By Emily Ledger
Research into the potential of cannabis and its derivatives as a medical treatment has been on the rise in recent years as demand for alternative therapies pushes to the forefront. We commonly hear about the use of cannabis-based products for the treatment of conditions like epilepsy and chronic pain – but could medical cannabis be useful in treating chronic migraine?
Cannabinoids, such as CBD and THC, have been found to interact with receptors in our bodies – known as endocannabinoid receptors (CB1 and CB2). These receptors are part of a wider network known as the endocannabinoid system, which also includes neurons called endocannabinoids.
This system has been implicated in a number of physiological and cognitive functions, including sleep and mood regulation and pain signalling. Indeed, a role for the ECS has also been proposed in migraine models.
A recent review aimed to build on this finding and determine how a medical cannabis preparation could aid in the treatment of chronic migraine.
What is Chronic Migraine?
While many people may suffer from infrequent or even one-off migraines, acute migraine refers to a much more specific pattern of impairment. This condition is characterised by experiencing at least 15 ‘headache days’ per month, with at least eight days of having headaches with migraine features, for more than three months.

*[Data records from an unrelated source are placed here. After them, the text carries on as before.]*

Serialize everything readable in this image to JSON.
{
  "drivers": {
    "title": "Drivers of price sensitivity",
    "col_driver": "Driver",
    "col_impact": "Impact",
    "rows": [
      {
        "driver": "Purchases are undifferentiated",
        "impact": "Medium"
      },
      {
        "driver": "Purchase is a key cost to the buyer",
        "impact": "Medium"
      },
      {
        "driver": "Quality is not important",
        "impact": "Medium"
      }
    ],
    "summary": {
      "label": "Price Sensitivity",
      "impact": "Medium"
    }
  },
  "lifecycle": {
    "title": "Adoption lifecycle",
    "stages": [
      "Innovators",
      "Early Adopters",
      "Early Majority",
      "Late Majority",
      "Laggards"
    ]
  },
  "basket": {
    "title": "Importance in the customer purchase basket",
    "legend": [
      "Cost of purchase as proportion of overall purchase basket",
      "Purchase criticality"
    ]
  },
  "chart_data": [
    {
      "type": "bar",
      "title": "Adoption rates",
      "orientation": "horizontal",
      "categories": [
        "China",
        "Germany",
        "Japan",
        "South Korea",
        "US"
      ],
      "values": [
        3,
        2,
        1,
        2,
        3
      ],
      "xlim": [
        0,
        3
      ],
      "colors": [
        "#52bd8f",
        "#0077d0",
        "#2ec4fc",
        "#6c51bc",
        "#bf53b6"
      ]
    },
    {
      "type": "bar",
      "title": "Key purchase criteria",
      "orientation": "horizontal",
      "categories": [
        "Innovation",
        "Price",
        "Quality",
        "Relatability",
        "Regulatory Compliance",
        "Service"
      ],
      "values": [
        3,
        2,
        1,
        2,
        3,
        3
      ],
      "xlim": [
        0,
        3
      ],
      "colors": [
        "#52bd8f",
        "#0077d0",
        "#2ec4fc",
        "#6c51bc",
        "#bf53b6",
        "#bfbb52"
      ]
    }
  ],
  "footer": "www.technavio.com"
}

Chronic migraine has been linked to significantly lower quality of life, with patients often forced to take a large number of medications, such as painkillers and other prescription drugs.
Other symptoms of chronic migraine can include increased sensitivity to light, sounds or smells; nausea and vomiting; visual disturbances; and dizziness and vertigo.
It is still not fully understood what causes chronic migraine, however, sufferers often demonstrate changes in the brain, and factors such as anxiety, depression, and other pain conditions may exacerbate symptoms. According to the Migraine Trust, around 2.5 out of every 100 people with episodic migraine will develop chronic migraine every year.
How could medical cannabis help?
Researchers aimed to assess the effects of orally-administrated cannabinoid preparations in chronic migraine patients. A total of 32 patients who had not responded to first- and second-line recommended preventative treatments (due to inefficacy or adverse events) or when such treatment options were contraindicated, were recruited between 1st January 2019 and 31st December 2019.
Cannabis preparations were prescribed as an off-label (blinded) additional treatment for chronic migraine. The researchers compared monthly migraine days (MMD) at baseline (prior to medical cannabis initiation) and again at 3 months and 6 months after the start of treatment.
Pain intensity using the numeric rating scale, the number of acute medication consumption (AC) and the number of days per month in which patients used at least one medication (NDM) were also measured and 3 and 6 months.
Did medical cannabis treatment help?
The researchers observed a number of interesting results following both 3 months and 6 months of cannabinoid treatment. While the total number of monthly migraine days (MMD) did not improve in comparison to baseline, pain intensity scores were seen to decrease significantly at both follow-ups.
The AC and NDM also followed a downward trend, with patients taking fewer medications on fewer days after both 3 months and 6 months of treatment. In addition, the number of patients with nausea and/or vomiting attacks significantly decreased after 6 months of cannabinoid treatment.
While a significant proportion of participating patients (n=14; 43.75%) experienced at least one adverse event, the majority were mild and did not result in the discontinuation of treatment. However, two patients (6.25%) experienced moderate vertigo and ceased treatments – with side effects being resolved following suspension.
The bottom line
This study demonstrated that oral cannabinoid preparations are able to improve symptoms, including pain and nausea/vomiting, and quality of life associated with chronic migraine. The authors note that these results were observed in a severely impaired population, with patients experiencing almost daily migraine attacks, who were using more than one preventive medication per day, had a long history of illness and had not responded to many preventive treatments in the past.
The researchers also note that the population sample displayed a high rate of psychiatric and rheumatological comorbidities that may reduce the effectiveness of preventive medications and may also have affected the effectiveness of oral cannabinoid preparations.
A lack of significant reduction in Monthly Migraine Days in this study may be linked to the severe impairment of patients at baseline. However, these results reflect the ECS central action as a regulator of pain perception as demonstrated by a significant reduction in pain intensity scores.
Overall, these findings suggest a potential role for oral cannabinoid preparations in patients with chronic migraine who are forced to resort to a high use of pain-relieving medications. The authors of this study recommend further investigation – namely, randomised placebo-controlled studies with large samples – in order to better understand the role of the endocannabinoid system in chronic migraine.